Some sites have compensation funds in place to cover you if a borrower defaults, but many don’t – instead ‘making up’ for the risk with the chance of higher returns.

This means that if a borrower cannot pay back your money, you won’t be able to get it back.

There are a number of things to watch out for when using peer-to-peer sites:

  • Not all advertised rates include the sites’ fee deductions, so you may actually receive a lower percentage than you were expecting.
  • You need to weigh up the risk of losing some or all of your money. The risk may be less if there’s a compensation fund, but the rates may reflect this.
  • Check the terms for withdrawing funds early – it’s not always allowed, and if it is allowed you may have to pay a fee.

How can I use my Isa allowance with an Ifisa?

There are still a couple of weeks left of the 2017-18 tax year to use up your Isa allowance, which then resets on 6 April when the new 2018-19 tax year begins.

For both tax years, each person can invest up to £20,000 in an Isa, tax-free. This allowance can be solely deposited in a cash, stocks & shares or innovative finance Isa – or it can be split.

You can put up to £4,000 a year into a lifetime Isa, or up to £2,400 in a Help-to-Buy Isa.

What happens if I lose the money I’ve invested in an Ifisa?

When choosing a site to invest with, you should always check to see whether the company you’re investing with has been approved by the Financial Conduct Authority (FCA).

Being approved means the company is being regulated to ensure it’s following codes of best practice.

You can search the FCA’s register of authorised companies – if the one you’re dealing with does not appear, we’d advise against investing with them.

However, the FCA cannot protect against loss of investment, and peer-to-peer sites are not covered by the Financial Services Compensation Scheme (FSCS), so if an investment goes wrong you will lose your money and do not have any rights to claim it back.

Where else can I find high interest rates?

They may not offer 16% interest, but there are a number of current accounts that pay up to 5% – and they don’t come with the associated risks of a Ifisa.

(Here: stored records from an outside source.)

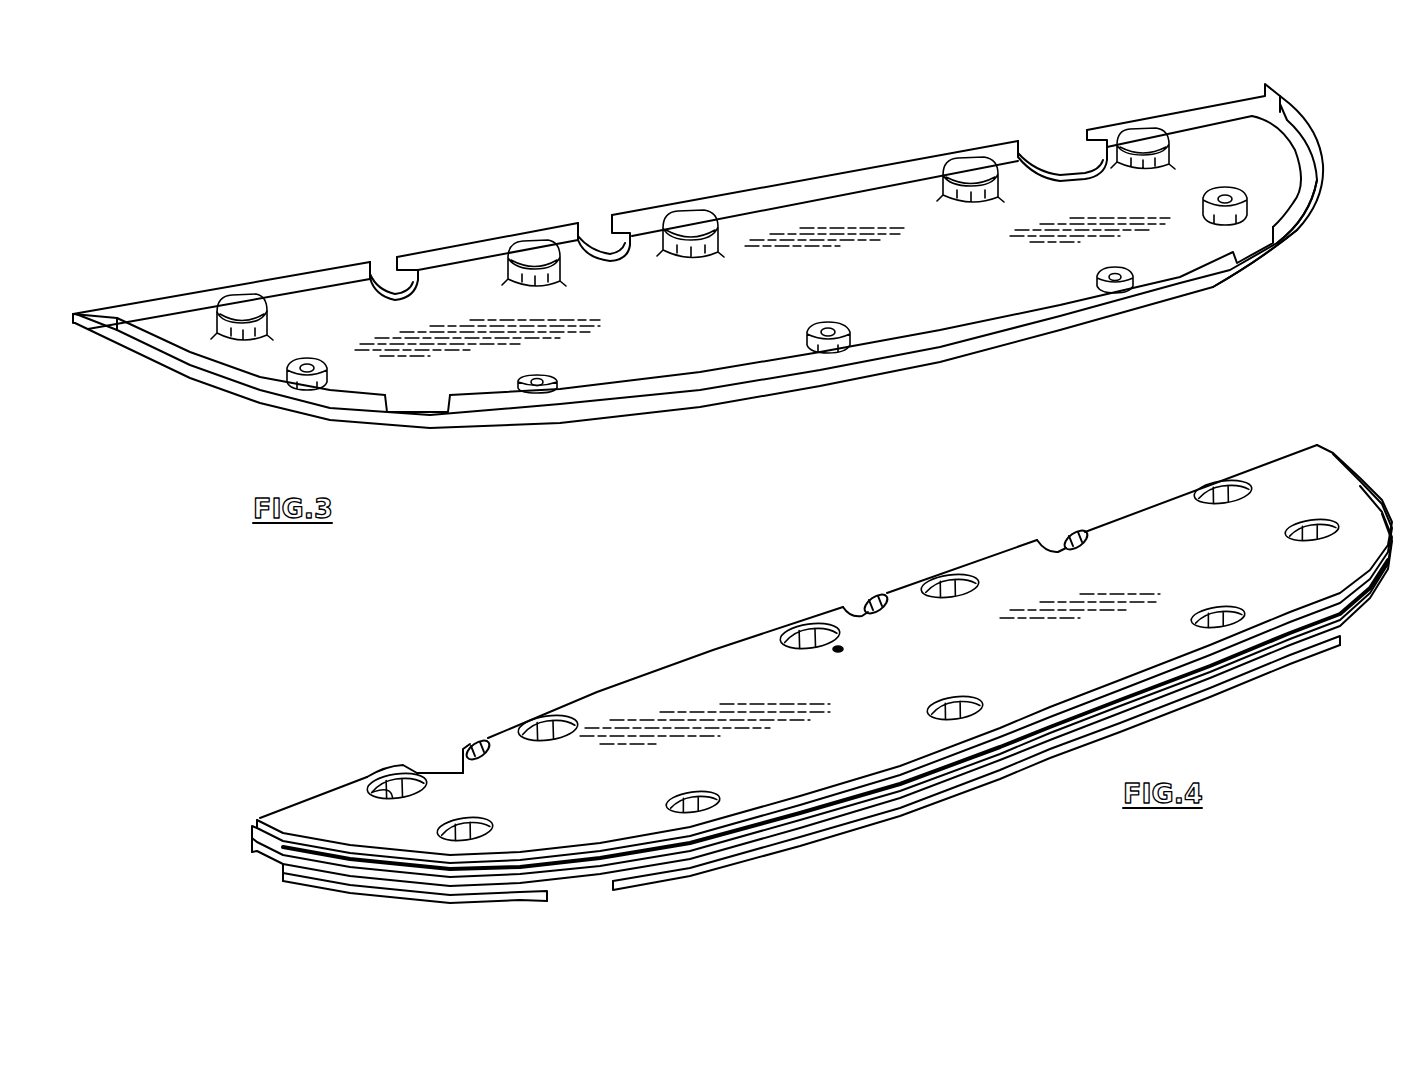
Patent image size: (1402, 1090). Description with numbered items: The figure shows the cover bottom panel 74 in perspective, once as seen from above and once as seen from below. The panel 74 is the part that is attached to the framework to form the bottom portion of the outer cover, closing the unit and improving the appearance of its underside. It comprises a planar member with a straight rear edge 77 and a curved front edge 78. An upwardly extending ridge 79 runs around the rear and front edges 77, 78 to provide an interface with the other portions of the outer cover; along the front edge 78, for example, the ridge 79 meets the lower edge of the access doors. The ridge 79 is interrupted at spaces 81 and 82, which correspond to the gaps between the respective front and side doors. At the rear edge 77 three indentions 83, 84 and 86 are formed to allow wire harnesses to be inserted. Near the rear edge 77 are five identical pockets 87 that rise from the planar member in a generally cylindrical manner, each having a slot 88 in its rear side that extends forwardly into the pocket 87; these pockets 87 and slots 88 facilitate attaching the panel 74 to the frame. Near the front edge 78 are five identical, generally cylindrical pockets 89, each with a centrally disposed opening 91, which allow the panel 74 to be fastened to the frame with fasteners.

In FIG. 3, the bottom panel 74 is at (711, 275).
In FIG. 4, the bottom panel 74 is at (817, 674).
In FIG. 3, the rear edge 77 is at (687, 198).
In FIG. 4, the rear edge 77 is at (788, 631).
In FIG. 3, the front edge 78 is at (698, 289).
In FIG. 4, the front edge 78 is at (930, 797).
In FIG. 3, the ridge 79 is at (305, 375).
In FIG. 4, the ridge 79 is at (455, 828).
In FIG. 3, the space 81 is at (420, 425).
In FIG. 3, the space 82 is at (1282, 270).
In FIG. 3, the indention 83 is at (375, 248).
In FIG. 4, the indention 83 is at (1057, 532).
In FIG. 3, the indention 84 is at (607, 228).
In FIG. 4, the indention 84 is at (860, 600).
In FIG. 3, the indention 86 is at (1057, 134).
In FIG. 4, the indention 86 is at (417, 735).
In FIG. 3, the pocket 87 is at (232, 300).
In FIG. 4, the pocket 87 is at (395, 790).
In FIG. 3, the slot 88 is at (173, 276).
In FIG. 4, the slot 88 is at (335, 772).
In FIG. 3, the pocket 89 is at (815, 333).
In FIG. 4, the pocket 89 is at (950, 703).
In FIG. 3, the opening 91 is at (1103, 278).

  • Nationwide’s FlexDirect account offers 5% AER on balances up to £2,500 when you pay in at least £1,000 a month. This is only for the first 12 months, however.
  • The TSB Plus account offers 3% AER on funds up to £1,500 as long as £500 is paid in each month and you register for online and paperless banking. There’s also the opportunity to earn up to £10 cashback a month, for a limited time.
  • The Tesco Bank current account also offers 3% AER on balances up to £3,000. You need to pay in £750 a month and set up at least three direct debits.